Primary school teaching is too hard
It was never meant to be a long-term job we do for other peoples' kids
Primary and secondary school teaching was never meant to be a real profession. Women used to take these jobs until they got married.
You can see this during Children’s Blizzard, which happened in the midwest during the 1800s. The Blizzard occurred unexpectedly during the school day. And hundreds of teachers had the nearly impossible job of saving school children from frostbite. One of the most remarkable aspects of the stories about this day is that teenaged girls were left alone, in charge of 20 kids, with very little training.
Once school started functioning like a factory and teachers formed unions, teaching children started to look like a long-term profession: a marathon to get to those juicy retirement benefits. Now we know those benefits are not sustainable, and there’s little else that is attractive about this profession:
The high demand is in the low reward jobs.
The six-figure jobs with engaged and well-fed children are all filled. There is high demand for special ed teachers who will participate in a corrupt system. And there is high demand for teachers in low-performing schools where the turnover rate is 50%.
You cannot influence the lives of children.
Robert Ingersoll is a former teacher turned sociologist. He explains that “Teachers in schools do not call the shots. They have very little say. They’re told what to do; it’s a very disempowered line of work.” So the more you are hoping to change the lives of children the more frustrated you’ll be with the constraints from higher up.
Teachers isolate themselves from the community.
If you teach in a community where you would actually want to live, then you will feel poor. That’s because even though teachers have high salaries in well-funded schools, those schools are well funded because the parents in that community have even higher salaries. Also, in order to get pay hikes, teachers strike. The strike is essentially pitting teachers against taxpayers — which is teachers against everyone.

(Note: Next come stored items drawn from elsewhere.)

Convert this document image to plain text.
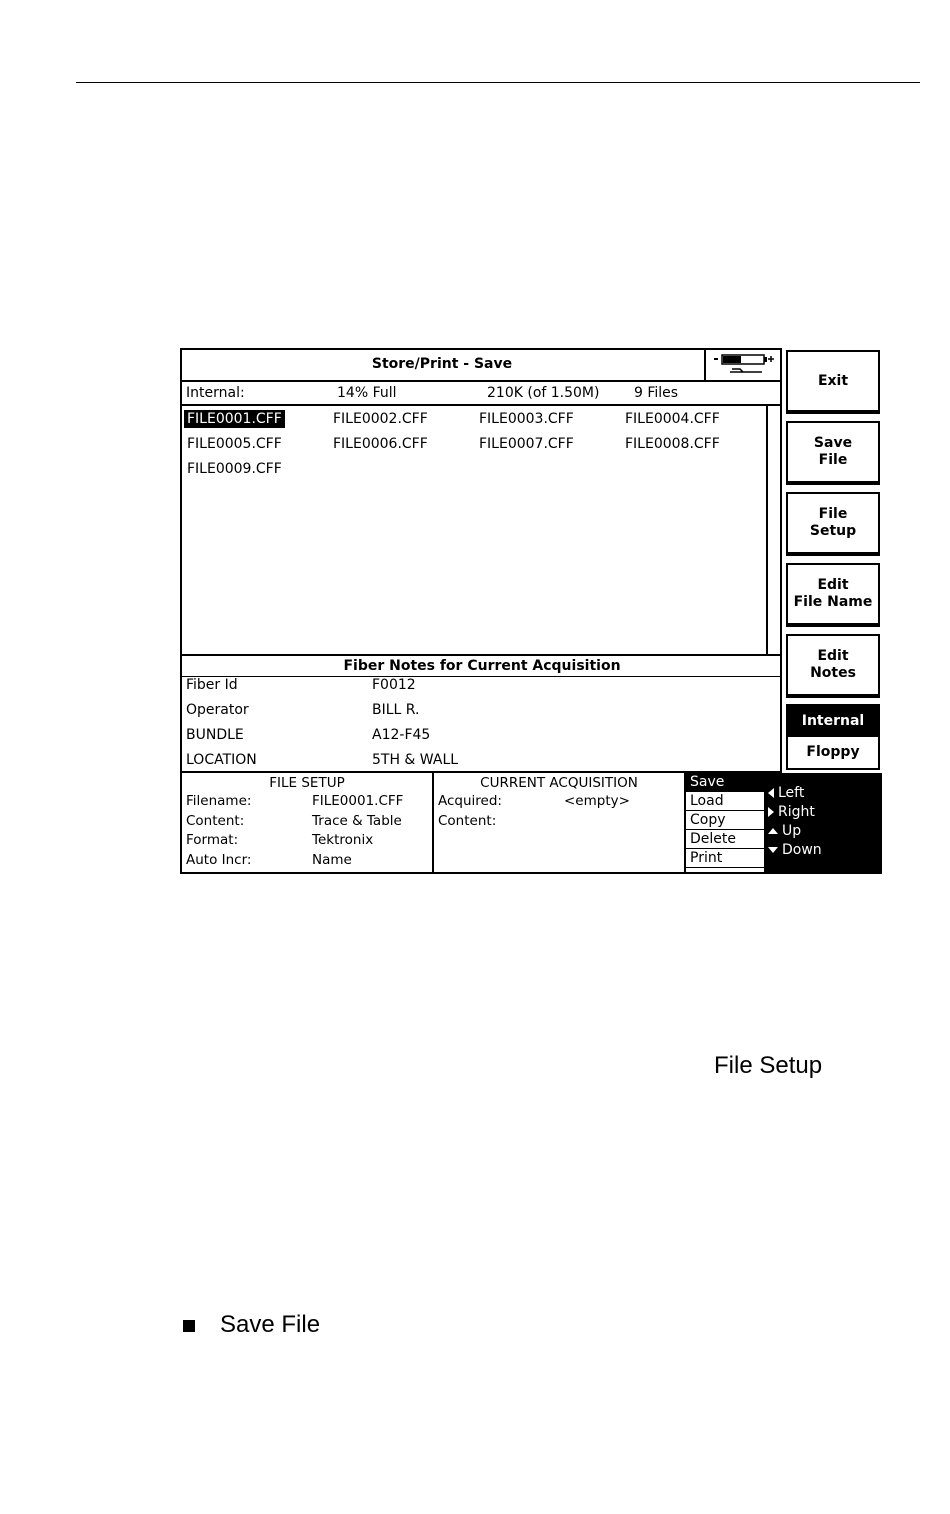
Store/Print - Save
Internal:	14% Full	210K (of 1.50M) 9 Files
FILE0001.CFF	FILE0002.CFF	FILE0003.CFF	FILE0004.CFF
FILE0005.CFF	FILE0006.CFF	FILE0007.CFF	FILE0008.CFF
FILE0009.CFF
Fiber Notes for Current Acquisition
Fiber Id	F0012
Operator	BILL R.
BUNDLE	A12-F45
LOCATION	5TH & WALL
Exit
Save
File
File
Setup
Edit
File Name
Edit
Notes
Internal
Floppy
FILE SETUP
Filename:	FILE0001.CFF
Content:	Trace & Table
Format:	Tektronix
Auto Incr:	Name
CURRENT ACQUISITION
Acquired:	<empty>
Content:
Save
Load
Copy
Delete
Print
Left
Right
Up
Down
File Setup
Save File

Teachers become isolated from their own community.
Teaching has a lower learning curve than most professions. Carol Dwerk codified this conclusion with her research, (which I hate, because I think Dwerk is misogynist, but I have to reference her research just this once before I take her down in another post.)

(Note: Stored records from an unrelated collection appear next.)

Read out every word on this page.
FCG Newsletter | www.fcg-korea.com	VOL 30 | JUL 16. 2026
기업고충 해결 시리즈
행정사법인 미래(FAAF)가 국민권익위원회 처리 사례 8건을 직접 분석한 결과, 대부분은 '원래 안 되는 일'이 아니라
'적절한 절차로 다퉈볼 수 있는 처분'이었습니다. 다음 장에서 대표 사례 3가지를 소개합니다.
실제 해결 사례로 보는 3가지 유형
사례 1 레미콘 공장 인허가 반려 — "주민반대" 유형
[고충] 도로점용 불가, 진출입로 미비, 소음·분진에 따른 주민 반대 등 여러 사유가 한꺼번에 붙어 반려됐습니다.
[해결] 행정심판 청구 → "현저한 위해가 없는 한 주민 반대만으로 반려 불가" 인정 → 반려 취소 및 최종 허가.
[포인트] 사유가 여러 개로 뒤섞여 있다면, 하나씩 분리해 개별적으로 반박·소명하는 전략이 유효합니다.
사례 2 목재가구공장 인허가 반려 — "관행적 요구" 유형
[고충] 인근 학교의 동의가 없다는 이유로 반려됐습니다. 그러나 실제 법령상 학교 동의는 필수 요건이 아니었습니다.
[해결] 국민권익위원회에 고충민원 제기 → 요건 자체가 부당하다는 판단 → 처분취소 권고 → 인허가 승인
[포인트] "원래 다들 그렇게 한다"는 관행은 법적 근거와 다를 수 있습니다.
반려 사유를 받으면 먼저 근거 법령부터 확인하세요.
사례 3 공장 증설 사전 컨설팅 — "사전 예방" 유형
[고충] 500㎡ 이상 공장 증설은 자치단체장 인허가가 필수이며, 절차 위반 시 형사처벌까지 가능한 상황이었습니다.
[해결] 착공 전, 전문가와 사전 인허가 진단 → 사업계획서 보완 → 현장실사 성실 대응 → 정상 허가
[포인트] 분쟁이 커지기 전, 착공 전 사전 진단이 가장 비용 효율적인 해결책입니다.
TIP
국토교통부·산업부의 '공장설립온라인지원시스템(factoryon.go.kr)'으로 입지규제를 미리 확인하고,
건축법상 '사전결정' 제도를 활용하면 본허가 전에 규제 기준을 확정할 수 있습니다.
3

Anyway, teachers must figure out stuff like how to calm down disrespectful parents and kids who can’t sit still. After about five years, they know how to manage the kids and the parents. And there is nothing else to learn. They get the same type of kids coming through every year. And they are teaching the same subject, and they are told how to teach by the government.
Compare the learning curve to any other industry and you’ll see why teaching was initially intended to be a sort of temporary job. This is why people who are in their mid-40s in teaching are seen as very knowledgable and employees in their mid-40s are seen as full of outdated information.
Teachers should go home.
A whopping 85% of teachers say they entered the profession because they love working with young people. Of course whatever their idea of working with young people is, it’s probably not a teacher student ration of 1:30. That’s more working at young people.
The difference between working with and working at probably explains why every reason teachers cite for wanting to leave teaching is that they get no respect. How can someone respect a person who spends 40 hours a week corralling such a large group of kids? It’s a terrible, impossible job that is never going to be meaningful.
Any why would you want to use up all your energy taking care of other peoples’ kids instead of saving your energy for the kids who need it most: your own.
One more thing about the Children’s Blizzard
Shortly after the big snow newspapers in Boston — reporting as if no days had passed — were already pointing fingers: “Unthinking teachers to-day dismissed young school children, some of whom have to go four or five blocks across the open land.” Yet non-teachers who made the same dangerous decisions were “overcome by a wonderful display of nerve and good judgement.” So it seems that it’s been maybe forever that the newspaper industry lacked reliability because there were no links. And it’s also been maybe forever that teachers have been singled out for disrespect.